A Câmara Municipal de Santa Cruz anunciou ontem uma execução da receita de 103% nas contas relativas a 2025, apresentando este indicador como sinal de desempenho financeiro positivo. No entanto, hoje, os vereadores eleitos pela Coligação Mais Santa Cruz contestam a interpretação, afirmando que “a leitura esconde dados bem mais relevantes e com impacto directo na vida do concelho”.
Segundo os eleitos pelo PSD/CDS, a execução da despesa "ficou-se pelos 78% e a execução do investimento não ultrapassou os 59%". Os números, revelam, indicam dificuldades na concretização de projectos aprovados, referindo que “em áreas fundamentais ficaram por realizar quase metade das intervenções previstas”.
Relativamente ao resultado líquido do exercício, estimado em cerca de 6 milhões de euros, os vereadores sublinham que o valor resulta da incorporação de aproximadamente 12 milhões de euros provenientes do saldo de gerência de 2024. Sem esse contributo, referem, “o exercício teria terminado com um resultado negativo de cerca de 6 milhões de euros”.
Os vereados do PSD/CDS questionam ainda o adiamento de investimentos considerados estruturantes, apesar da existência de um resultado positivo apresentado nas contas.
Outro ponto destacado prende-se com a contratação pública.
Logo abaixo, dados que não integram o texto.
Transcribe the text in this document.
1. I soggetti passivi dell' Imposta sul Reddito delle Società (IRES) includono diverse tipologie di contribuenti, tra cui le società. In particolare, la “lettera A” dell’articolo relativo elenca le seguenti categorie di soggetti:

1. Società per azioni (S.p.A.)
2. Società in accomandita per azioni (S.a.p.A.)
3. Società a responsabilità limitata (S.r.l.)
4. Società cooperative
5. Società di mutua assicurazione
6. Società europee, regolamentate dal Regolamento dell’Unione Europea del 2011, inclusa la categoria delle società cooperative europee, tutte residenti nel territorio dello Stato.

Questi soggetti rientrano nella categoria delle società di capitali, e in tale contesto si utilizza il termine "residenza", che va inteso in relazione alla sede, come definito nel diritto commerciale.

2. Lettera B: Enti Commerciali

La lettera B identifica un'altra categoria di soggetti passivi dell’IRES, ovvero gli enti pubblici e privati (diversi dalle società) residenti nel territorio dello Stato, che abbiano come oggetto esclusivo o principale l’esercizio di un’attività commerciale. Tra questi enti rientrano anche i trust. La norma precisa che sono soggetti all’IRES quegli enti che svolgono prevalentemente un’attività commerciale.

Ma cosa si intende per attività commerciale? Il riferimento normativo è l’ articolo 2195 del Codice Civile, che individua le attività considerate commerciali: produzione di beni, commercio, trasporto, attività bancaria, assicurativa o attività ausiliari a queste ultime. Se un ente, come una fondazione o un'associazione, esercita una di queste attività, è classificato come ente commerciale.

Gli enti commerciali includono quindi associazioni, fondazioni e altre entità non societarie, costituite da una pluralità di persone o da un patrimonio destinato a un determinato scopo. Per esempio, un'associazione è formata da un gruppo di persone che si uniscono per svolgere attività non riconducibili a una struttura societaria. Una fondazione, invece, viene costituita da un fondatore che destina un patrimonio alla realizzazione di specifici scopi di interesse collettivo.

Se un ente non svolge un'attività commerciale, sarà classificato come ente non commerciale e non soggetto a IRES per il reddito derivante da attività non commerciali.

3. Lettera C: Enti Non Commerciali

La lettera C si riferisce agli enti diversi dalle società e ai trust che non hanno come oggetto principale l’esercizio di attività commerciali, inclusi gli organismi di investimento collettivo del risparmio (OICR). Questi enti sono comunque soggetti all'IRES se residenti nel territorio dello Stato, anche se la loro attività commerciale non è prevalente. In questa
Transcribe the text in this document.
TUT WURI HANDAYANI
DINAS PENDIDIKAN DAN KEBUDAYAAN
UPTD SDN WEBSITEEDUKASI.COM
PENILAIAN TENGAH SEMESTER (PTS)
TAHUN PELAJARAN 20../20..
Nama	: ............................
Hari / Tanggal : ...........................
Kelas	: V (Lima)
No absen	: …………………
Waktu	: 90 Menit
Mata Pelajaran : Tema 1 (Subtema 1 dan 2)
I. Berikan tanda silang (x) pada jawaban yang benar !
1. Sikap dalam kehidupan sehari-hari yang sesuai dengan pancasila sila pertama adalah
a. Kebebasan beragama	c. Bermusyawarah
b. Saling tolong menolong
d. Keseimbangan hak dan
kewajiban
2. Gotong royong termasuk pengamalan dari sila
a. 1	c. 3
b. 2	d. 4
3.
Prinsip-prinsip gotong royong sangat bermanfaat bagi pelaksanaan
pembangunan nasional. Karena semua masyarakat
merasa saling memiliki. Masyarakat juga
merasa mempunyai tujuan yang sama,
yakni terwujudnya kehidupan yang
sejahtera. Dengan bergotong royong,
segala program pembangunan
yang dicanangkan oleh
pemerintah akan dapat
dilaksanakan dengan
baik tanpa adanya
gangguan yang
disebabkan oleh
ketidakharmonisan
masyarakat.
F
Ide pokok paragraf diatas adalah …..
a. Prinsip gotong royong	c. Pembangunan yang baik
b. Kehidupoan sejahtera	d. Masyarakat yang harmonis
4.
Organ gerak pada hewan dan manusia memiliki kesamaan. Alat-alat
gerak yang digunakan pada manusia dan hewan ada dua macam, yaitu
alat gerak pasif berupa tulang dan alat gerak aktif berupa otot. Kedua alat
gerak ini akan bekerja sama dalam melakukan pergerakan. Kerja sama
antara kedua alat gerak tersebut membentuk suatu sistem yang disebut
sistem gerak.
Segundo a Coligação Mais Santa Cruz, uma parte significativa dos contratos terá sido realizada por ajuste directo, situação que, na sua opinião, “fragiliza os princípios da transparência e da concorrência”.
Os vereadores da oposição consideram que os dados revelam “um executivo mais preocupado com indicadores de propaganda do que com a execução efectiva de investimento”, enquanto o município mantém a leitura de que os resultados demonstram um desempenho financeiro favorável.